# Can I freeze pasta salad?



## Constance

I made enough pasta salad for an army last weekend. We're getting a little tired of it, but it's so good, I hate to throw it out.
It's dressed with Italian Vinaigrette, and the only fresh things in it are the peppers and onions. Other ingredients are venison salami, green & black olives, artichoke hearts, and canned tomatoes.


----------



## Alix

I don't think it would work well Constance. Maybe there is a neighbor you could share with? Or a homeless shelter that needs extra?


----------



## urmaniac13

The texture of the pasta will never be the same once frozen.  It can be okay if it is something like lasagne, but with pasta salad, pasta themselves are too prominent and the change in their texture will be too noticeable... I wouldn't freeze them, just send it over here I will finish it out for you 

(maybe you can invite a few friends for lunch?)


----------



## Seven S

like they said, the texture of the pasta will change, however, it can be done if you really need to and it will be edible provided the pasta was cooked al dente to begin with... not the best of textures when thawed, just pick your audience well!!!


----------



## Constance

That's kinda what I thought, y'all. I'll call my daughter and have her pick some up after work. 
We're having a big cook-out Sunday...probably will have 15 or more people. The pasta salad would be good for that, but I made it last Friday. It keeps well, but that would be 9 days, and I'm afraid it might be pushing the limits a little to far.


----------



## mish

Yes, you can freeze the pasta salad in a zip-lock, with all the air pushed out. Since you made it Friday, and it's not frozen yet, dump it.


----------



## Constance

OK, Mish. I just had some for lunch, and it was OK, but I guess it might be getting a little furred over. Besides, I've picked all the artichoke hearts out of it.


----------



## mish

Constance said:
			
		

> OK, Mish. I just had some for lunch, and it was OK, but I guess it might be getting a little furred over. Besides, I've picked all the artichoke hearts out of it.


 
Are you sure those green furry things were artichokes, Connie? lol, j/k.  The venison had me a little worried.  You reminded me, I have some frozen chicken in the back of the freezer, from I can't remember when.  I keep forgetting about it, because I keep piling new stuff in.  It might just fly out the next time I open the freezer door.


----------



## Constance

I know, Mish...I just hate to throw away food. I am talking about the deep freeze here. It doesn't get opened that much, and we do package our food well, so it holds up quite a while longer than the stuff in our refrigerator freezer. I've gotten by with some pretty old pot roasts, as long as I cooked them low, slow and juicy. 
But I didn't realize how much the taste of the venison would be altered! We've never had any strong tasting venison before. Kim said it was pretty bad. 
I've also learned over time that cooked chicken, turkey and pork don't last well, no matter how you package them. After a month or so, the meat takes on a funky taste that I notice, but my husband does not. 
On the other hand, browned burger or sausage keep pretty well. Maybe it's because they generally go in a tomato sause when thawed. 

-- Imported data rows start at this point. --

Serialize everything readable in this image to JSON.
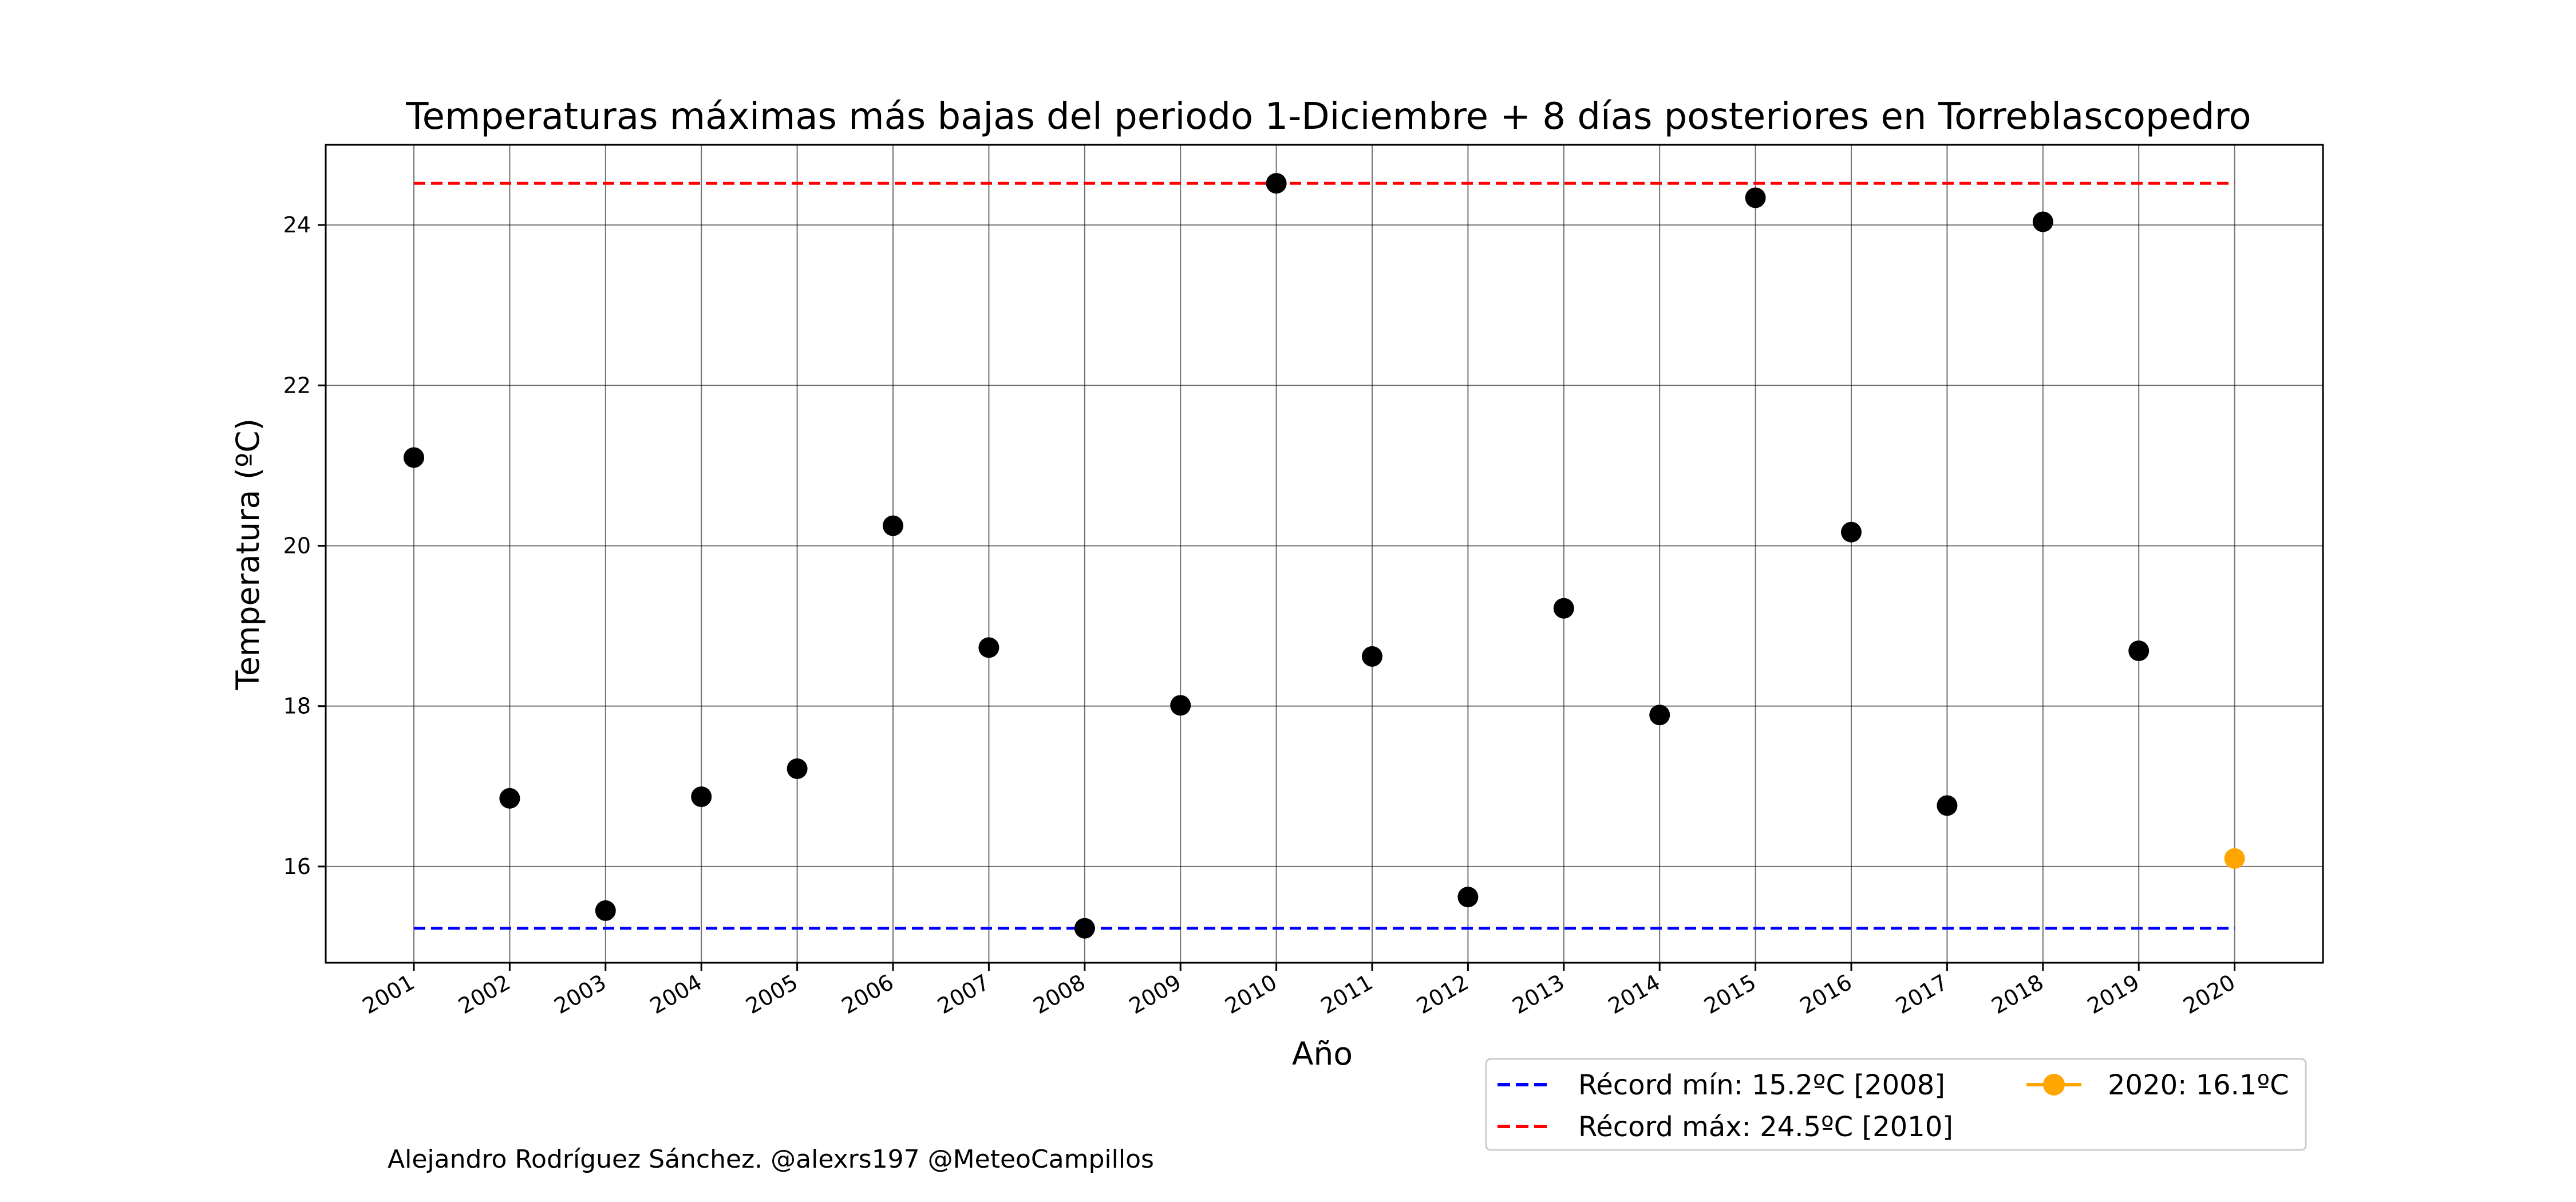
{
  "chart_data": {
    "type": "scatter",
    "title": "Temperaturas máximas más bajas del periodo 1-Diciembre + 8 días posteriores en Torreblascopedro",
    "xlabel": "Año",
    "ylabel": "Temperatura (ºC)",
    "ylim": [
      14.8,
      25.0
    ],
    "yticks": [
      16,
      18,
      20,
      22,
      24
    ],
    "grid": true,
    "x": [
      "2001",
      "2002",
      "2003",
      "2004",
      "2005",
      "2006",
      "2007",
      "2008",
      "2009",
      "2010",
      "2011",
      "2012",
      "2013",
      "2014",
      "2015",
      "2016",
      "2017",
      "2018",
      "2019",
      "2020"
    ],
    "series": [
      {
        "values": [
          21.1,
          16.85,
          15.45,
          16.87,
          17.22,
          20.25,
          18.73,
          15.23,
          18.01,
          24.52,
          18.62,
          15.62,
          19.22,
          17.89,
          24.34,
          20.17,
          16.76,
          24.04,
          18.69,
          null
        ],
        "color": "#000000",
        "marker": "circle"
      },
      {
        "name": "2020: 16.1ºC",
        "x": "2020",
        "values": [
          16.1
        ],
        "color": "#ffa500",
        "marker": "circle"
      }
    ],
    "reference_lines": [
      {
        "name": "Récord mín: 15.2ºC [2008]",
        "value": 15.23,
        "color": "#0000ff",
        "style": "dashed"
      },
      {
        "name": "Récord máx: 24.5ºC [2010]",
        "value": 24.52,
        "color": "#ff0000",
        "style": "dashed"
      }
    ],
    "legend_position": "bottom-right, below plot"
  },
  "credit": "Alejandro Rodríguez Sánchez. @alexrs197 @MeteoCampillos"
}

Like you, my friend, I need to clean out both my freezers. I have a big plastic bag in there with 2 packages each of balogna, turkey sausage, and ground turkey that are at least three years old, maybe four. I think there's also a little venison sausage (brats & Italian) that is going on 2 years old. 

I wonder, if I take that stuff out to the pound, if they will feed it to their big dogs. We have a really sweet dog catcher who loves animals, and will keep a healthy animal forever.


----------



## mish

Hee hee. My pantry and freezer look like I'm preparing for the Y2K, again. Last weekend I cleaned out (some) of the closets. Maybe this weekend the freezer   I might find Jimmy Hoffa in there. lol.


----------